A tube, or pipe joint, is the connection place or piece between two lengths of pipe (i.e., a tube-to-tube joint) or a length of pipe and a component (i.e., a tube-to-component joint). Tube joints are typically formed between a belled (female) pipe end and a spigot (male) pipe end. The belled and spigot pipe ends may have complex interior surfaces, such as bevels and grooves. Typically, an elastomeric gasket or o-ring will fit within a circumferential groove of one of the pipe ends to facilitate the formation of the tube joint with the other of the pipe ends. The gasket forms a tight seal between the inside surface of the belled pipe and the outside surface of the spigot pipe end inserted therein.
Once the spigot pipe end is inserted into the belled pipe end, the tube joint may be further secured by welding, cementing, coupling via a flange, and so forth. A flange is a projecting rim or collar on the pipe, which holds the pipe in place, gives the pipe strength, and facilitates the joining of the pipe to another object, such as another flange on another pipe. Typically, there are one or more bolt holes circled around the outer edge of each flange, with bolts and nuts holding the two flanges together against a gasket that separates them.
FIG. 1 shows a perspective view of a prior art single tube joint 20. Tube joint 20 includes a first pipe 22 having a first flange 24, and a second pipe 26 having a second flange 28. Once the spigot pipe end on, for example, first pipe 22, is inserted into the belled pipe end on, for example, second pipe 26, first and second flanges 24 and 28, respectively, are coupled together using a bolt 30 and nut 32. Thus, tube joint 20 is formed.
Some applications require the use of sets of pipes that run roughly parallel to one another. These applications include, for example, automotive air conditioning plumbing connections from the engine compartment to underbody lines, and from the underbody lines to rear heating, ventilating, and air conditioning (HVAC) unit lines. These automotive air conditioning tubes can be quite long, i.e., in excess of ten feet, can include several bends in the tubing, and/or may include several tube joints coupling sections of the tubing to achieve the final length.

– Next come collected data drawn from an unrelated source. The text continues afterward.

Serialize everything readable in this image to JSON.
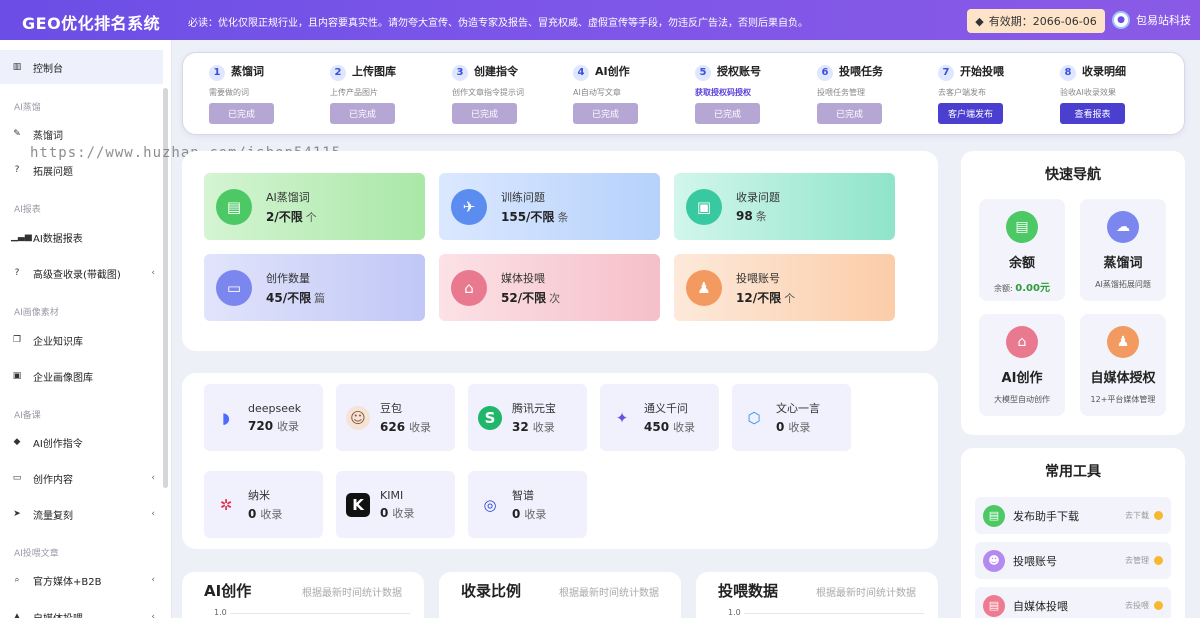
{
  "header": {
    "brand": "GEO优化排名系统",
    "notice": "必读：优化仅限正规行业，且内容要真实性。请勿夸大宣传、伪造专家及报告、冒充权威、虚假宣传等手段，勿违反广告法，否则后果自负。",
    "expire_label": "有效期：2066-06-06",
    "username": "包易站科技"
  },
  "sidebar": {
    "items": [
      {
        "label": "控制台",
        "icon": "chart-bar-icon"
      },
      {
        "label": "蒸馏词",
        "icon": "pin-icon"
      },
      {
        "label": "拓展问题",
        "icon": "question-icon"
      },
      {
        "label": "AI数据报表",
        "icon": "signal-icon"
      },
      {
        "label": "高级查收录(带截图)",
        "icon": "question-icon"
      },
      {
        "label": "企业知识库",
        "icon": "copy-icon"
      },
      {
        "label": "企业画像图库",
        "icon": "image-icon"
      },
      {
        "label": "AI创作指令",
        "icon": "tag-icon"
      },
      {
        "label": "创作内容",
        "icon": "folder-icon"
      },
      {
        "label": "流量复刻",
        "icon": "rocket-icon"
      },
      {
        "label": "官方媒体+B2B",
        "icon": "search-icon"
      },
      {
        "label": "自媒体投喂",
        "icon": "send-icon"
      }
    ],
    "groups": [
      "AI蒸馏",
      "AI报表",
      "AI画像素材",
      "AI备课",
      "AI投喂文章"
    ],
    "watermark": "https://www.huzhan.com/ishop54115"
  },
  "steps": [
    {
      "num": "1",
      "title": "蒸馏词",
      "sub": "需要做的词",
      "btn": "已完成"
    },
    {
      "num": "2",
      "title": "上传图库",
      "sub": "上传产品图片",
      "btn": "已完成"
    },
    {
      "num": "3",
      "title": "创建指令",
      "sub": "创作文章指令提示词",
      "btn": "已完成"
    },
    {
      "num": "4",
      "title": "AI创作",
      "sub": "AI自动写文章",
      "btn": "已完成"
    },
    {
      "num": "5",
      "title": "授权账号",
      "sub": "获取授权码授权",
      "btn": "已完成"
    },
    {
      "num": "6",
      "title": "投喂任务",
      "sub": "投喂任务管理",
      "btn": "已完成"
    },
    {
      "num": "7",
      "title": "开始投喂",
      "sub": "去客户端发布",
      "btn": "客户端发布"
    },
    {
      "num": "8",
      "title": "收录明细",
      "sub": "验收AI收录效果",
      "btn": "查看报表"
    }
  ],
  "stats": [
    {
      "label": "AI蒸馏词",
      "value": "2/不限",
      "unit": "个",
      "icon": "clipboard-icon"
    },
    {
      "label": "训练问题",
      "value": "155/不限",
      "unit": "条",
      "icon": "compass-icon"
    },
    {
      "label": "收录问题",
      "value": "98",
      "unit": "条",
      "icon": "wallet-icon"
    },
    {
      "label": "创作数量",
      "value": "45/不限",
      "unit": "篇",
      "icon": "folder-icon"
    },
    {
      "label": "媒体投喂",
      "value": "52/不限",
      "unit": "次",
      "icon": "basket-icon"
    },
    {
      "label": "投喂账号",
      "value": "12/不限",
      "unit": "个",
      "icon": "stamp-icon"
    }
  ],
  "ai_models": [
    {
      "name": "deepseek",
      "count": "720",
      "unit": "收录",
      "icon": "whale-icon"
    },
    {
      "name": "豆包",
      "count": "626",
      "unit": "收录",
      "icon": "doubao-icon"
    },
    {
      "name": "腾讯元宝",
      "count": "32",
      "unit": "收录",
      "icon": "yuanbao-icon"
    },
    {
      "name": "通义千问",
      "count": "450",
      "unit": "收录",
      "icon": "qianwen-icon"
    },
    {
      "name": "文心一言",
      "count": "0",
      "unit": "收录",
      "icon": "wenxin-icon"
    },
    {
      "name": "纳米",
      "count": "0",
      "unit": "收录",
      "icon": "nami-icon"
    },
    {
      "name": "KIMI",
      "count": "0",
      "unit": "收录",
      "icon": "kimi-icon"
    },
    {
      "name": "智谱",
      "count": "0",
      "unit": "收录",
      "icon": "zhipu-icon"
    }
  ],
  "charts": [
    {
      "title": "AI创作",
      "subtitle": "根据最新时间统计数据",
      "tick": "1.0"
    },
    {
      "title": "收录比例",
      "subtitle": "根据最新时间统计数据",
      "tick": ""
    },
    {
      "title": "投喂数据",
      "subtitle": "根据最新时间统计数据",
      "tick": "1.0"
    }
  ],
  "quick_nav": {
    "title": "快速导航",
    "cards": [
      {
        "title": "余额",
        "sub_prefix": "余额:",
        "sub_value": "0.00元",
        "icon": "clipboard-icon"
      },
      {
        "title": "蒸馏词",
        "sub": "AI蒸馏拓展问题",
        "icon": "cloud-icon"
      },
      {
        "title": "AI创作",
        "sub": "大模型自动创作",
        "icon": "basket-icon"
      },
      {
        "title": "自媒体授权",
        "sub": "12+平台媒体管理",
        "icon": "stamp-icon"
      }
    ]
  },
  "tools": {
    "title": "常用工具",
    "rows": [
      {
        "label": "发布助手下载",
        "action": "去下载",
        "icon": "download-icon"
      },
      {
        "label": "投喂账号",
        "action": "去管理",
        "icon": "user-icon"
      },
      {
        "label": "自媒体投喂",
        "action": "去投喂",
        "icon": "media-icon"
      }
    ]
  }
}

The formation of tube joints using separate flanges, as shown in FIG. 1, at each junction of each of the sets of tubes requires multiple fasteners to attach sections of the pipes, resulting in undesirably high costs and undesirably complex manufacturing and assembly. Accordingly, dual flange systems have been developed for use with sets of pipes that run roughly parallel to one another.

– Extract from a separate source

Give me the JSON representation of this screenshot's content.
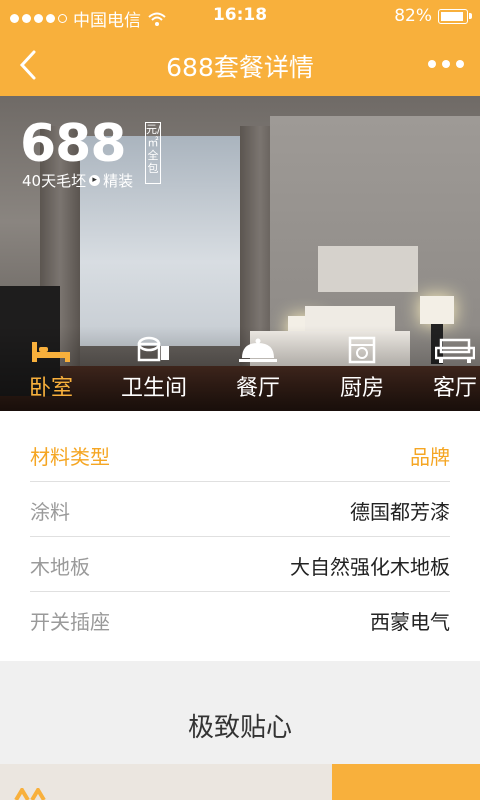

FIG. 2 shows a perspective view of a prior art dual tube joint 34 joining first and second pipes 36 and 38, respectively, to third and fourth pipes 40 and 42, respectively. Tube joint 34 includes a flange 44 having a first passage sized to accommodate third pipe 40 and a second passage sized to accommodate fourth pipe 42. Flange 44 may be retained on each of third and fourth pipes 40 and 42 by brazing, cementing, or by flaring the end of each of third and fourth pipes 40 and 42 to a diameter that is larger than the first and second passages of flange 44.
Tube joint 34 further includes a hooked flange 46 retained on second pipe 38. Once the spigot pipe ends on, for example, first and second pipes 36 and 38, are inserted into the belled pipe ends on, for example, third and fourth pipes 40 and 42, hooked flange 46 is swiveled about second pipe 38 and hooked over first pipe 36. A wedge (not shown) may be forced about the hook portion of hooked flange 46 to secure first pipe 36. A bolt 48 is then directed through each of flange 44 and hooked flange 46 to form dual tube joint 34.
The combined use of flange 44 and hooked flange 46 is less costly and less complex than using separate flanges, as shown in FIG. 1. However, in some applications, a hooked flange may inadequately secure the pipes, depending upon the joint seal design and the pressure of the fluid carried in the pipes. In addition, flange 44 and hooked flange 46 can be bulky and difficult to handle during manufacturing. Moreover, a flange that includes a wedge design requires extra components, which is unwieldy for handling during manufacturing and assembly.
Thus, what is needed is an improved flange for retaining sets of tubes that run roughly parallel to one another.